Caminó sin parar hasta llegar a una estación de tren. Nunca había ido tan lejos en aquella dirección y le gustó experimentar una tenue sensación de libertad. Lástima que con aquellos trenes tan a mano no tuviese dinero para sacar un billete y escapar más lejos aún. Se sentó en un banco frente a los tornos que daban paso hacia las vías y, después de un buen rato observando trenes y viajeros que iban y venían, se convenció de que allí era donde quería pasar la Nochebuena. Tenía lo necesario: cobijo y lo suficiente para cenar.

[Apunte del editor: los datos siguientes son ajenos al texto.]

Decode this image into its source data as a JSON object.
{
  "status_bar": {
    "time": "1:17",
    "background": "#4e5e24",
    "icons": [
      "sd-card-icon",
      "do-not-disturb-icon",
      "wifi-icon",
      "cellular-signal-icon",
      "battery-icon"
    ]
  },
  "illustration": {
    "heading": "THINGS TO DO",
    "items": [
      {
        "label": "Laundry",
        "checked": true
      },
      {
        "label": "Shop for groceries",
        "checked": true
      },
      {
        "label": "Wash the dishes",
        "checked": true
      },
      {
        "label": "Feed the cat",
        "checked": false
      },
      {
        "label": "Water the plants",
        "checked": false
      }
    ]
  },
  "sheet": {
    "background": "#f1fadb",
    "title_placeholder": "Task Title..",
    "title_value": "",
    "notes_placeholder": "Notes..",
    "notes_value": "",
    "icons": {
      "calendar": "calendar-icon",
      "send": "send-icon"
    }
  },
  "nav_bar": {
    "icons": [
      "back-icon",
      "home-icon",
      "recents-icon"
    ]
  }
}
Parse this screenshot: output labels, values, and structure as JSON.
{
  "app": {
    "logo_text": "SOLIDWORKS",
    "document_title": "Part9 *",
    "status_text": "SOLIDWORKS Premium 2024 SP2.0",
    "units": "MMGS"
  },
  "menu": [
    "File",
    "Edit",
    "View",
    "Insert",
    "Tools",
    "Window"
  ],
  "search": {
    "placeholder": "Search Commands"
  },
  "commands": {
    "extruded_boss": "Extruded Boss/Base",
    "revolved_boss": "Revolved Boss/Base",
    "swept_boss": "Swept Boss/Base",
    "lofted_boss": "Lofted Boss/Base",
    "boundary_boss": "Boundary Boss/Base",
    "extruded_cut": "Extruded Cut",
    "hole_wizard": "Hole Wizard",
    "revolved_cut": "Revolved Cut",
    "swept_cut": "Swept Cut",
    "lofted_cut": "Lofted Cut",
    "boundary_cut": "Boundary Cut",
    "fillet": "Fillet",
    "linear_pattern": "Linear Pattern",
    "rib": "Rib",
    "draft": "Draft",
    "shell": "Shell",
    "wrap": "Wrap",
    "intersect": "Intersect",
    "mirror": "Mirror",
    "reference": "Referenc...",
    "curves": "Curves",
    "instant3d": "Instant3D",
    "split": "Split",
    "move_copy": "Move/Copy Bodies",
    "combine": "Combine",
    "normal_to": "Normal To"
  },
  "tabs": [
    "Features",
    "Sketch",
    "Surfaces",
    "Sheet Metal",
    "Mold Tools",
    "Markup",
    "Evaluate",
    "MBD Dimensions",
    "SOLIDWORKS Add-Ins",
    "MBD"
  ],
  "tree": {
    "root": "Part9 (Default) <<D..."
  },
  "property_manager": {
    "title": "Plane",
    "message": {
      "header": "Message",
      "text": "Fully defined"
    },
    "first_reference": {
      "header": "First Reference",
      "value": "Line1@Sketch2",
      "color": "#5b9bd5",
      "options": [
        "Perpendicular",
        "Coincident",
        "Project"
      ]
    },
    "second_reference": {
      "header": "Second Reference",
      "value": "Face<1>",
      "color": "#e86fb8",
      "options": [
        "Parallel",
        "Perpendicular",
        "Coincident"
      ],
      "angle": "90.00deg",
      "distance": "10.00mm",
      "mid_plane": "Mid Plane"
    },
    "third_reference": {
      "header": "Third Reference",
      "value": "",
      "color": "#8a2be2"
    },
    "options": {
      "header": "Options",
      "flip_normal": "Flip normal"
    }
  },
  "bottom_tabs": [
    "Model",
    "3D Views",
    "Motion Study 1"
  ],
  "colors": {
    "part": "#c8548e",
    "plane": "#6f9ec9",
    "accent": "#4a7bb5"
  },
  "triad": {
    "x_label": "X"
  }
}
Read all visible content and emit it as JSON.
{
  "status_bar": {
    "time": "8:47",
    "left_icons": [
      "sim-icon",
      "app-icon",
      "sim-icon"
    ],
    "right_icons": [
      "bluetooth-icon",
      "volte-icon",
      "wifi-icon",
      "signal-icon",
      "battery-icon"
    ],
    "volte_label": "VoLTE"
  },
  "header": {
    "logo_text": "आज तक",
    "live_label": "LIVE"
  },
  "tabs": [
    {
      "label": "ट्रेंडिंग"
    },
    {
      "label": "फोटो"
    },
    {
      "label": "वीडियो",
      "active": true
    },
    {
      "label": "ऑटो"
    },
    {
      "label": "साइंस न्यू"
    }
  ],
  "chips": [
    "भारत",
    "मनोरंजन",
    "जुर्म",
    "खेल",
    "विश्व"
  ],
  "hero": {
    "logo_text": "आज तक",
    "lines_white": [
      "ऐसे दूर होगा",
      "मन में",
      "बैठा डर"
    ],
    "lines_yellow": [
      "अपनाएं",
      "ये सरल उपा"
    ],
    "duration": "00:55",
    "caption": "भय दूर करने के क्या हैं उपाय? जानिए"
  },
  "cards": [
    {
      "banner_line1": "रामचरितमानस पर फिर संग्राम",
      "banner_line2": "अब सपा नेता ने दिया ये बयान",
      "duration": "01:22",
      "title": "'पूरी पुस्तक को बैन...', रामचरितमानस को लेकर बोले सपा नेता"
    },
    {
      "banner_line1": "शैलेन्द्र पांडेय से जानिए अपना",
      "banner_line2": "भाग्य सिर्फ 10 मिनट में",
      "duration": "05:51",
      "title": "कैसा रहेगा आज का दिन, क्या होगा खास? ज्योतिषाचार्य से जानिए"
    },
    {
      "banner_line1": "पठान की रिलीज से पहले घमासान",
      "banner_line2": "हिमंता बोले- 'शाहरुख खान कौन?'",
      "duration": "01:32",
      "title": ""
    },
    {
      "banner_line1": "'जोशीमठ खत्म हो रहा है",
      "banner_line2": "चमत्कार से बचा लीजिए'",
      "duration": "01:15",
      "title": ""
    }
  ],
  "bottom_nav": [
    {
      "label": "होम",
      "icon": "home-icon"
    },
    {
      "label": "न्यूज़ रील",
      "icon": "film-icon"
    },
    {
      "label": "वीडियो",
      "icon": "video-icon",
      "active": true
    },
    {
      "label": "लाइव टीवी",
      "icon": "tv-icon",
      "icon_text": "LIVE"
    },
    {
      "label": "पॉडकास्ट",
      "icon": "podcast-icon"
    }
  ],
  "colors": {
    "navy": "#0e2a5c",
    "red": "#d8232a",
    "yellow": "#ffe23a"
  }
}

Entre la multitud que salía de uno de los trenes vio a una chica que se acercaba hacia él. Iba tan cargada que tuvo que detenerse un momento para redistribuir sus bultos. Se dio cuenta de que Simón la observaba.
–Oye, ¿por qué no me echas una mano? –le dijo–. Organicemos todo esto un poco y subámoslo a mi casa. Vivo aquí, al lado.
De entrada se sintió idiota por no haberle ofrecido ayuda antes de que se la reclamase. Aunque también le intimidó el modo tan directo con que la chica se dirigió a él. Sin embargo un primer impulso, tardío pero oportuno, le hizo levantarse y ponerse a colaborar.
–Es para la cena de esta noche. Vamos a ser muchos –le explicó. Y no le hacía falta jurarlo, a la vista de la enorme cantidad de bolsas y cajas que costaba mucho deducir cómo había podido llevar ella sola hasta allí.
No tardaron en llegar hasta el portal de la chica.
–Será un momentito –le dijo mientras abría la puerta empujándola con la cadera–. Espero no robarte mucho tiempo y, de verdad: te lo agradezco.
–No te preocupes, tengo todo el tiempo del mundo –contestó él, más desenvuelto y con la determinación de aplazar al máximo su vuelta a casa.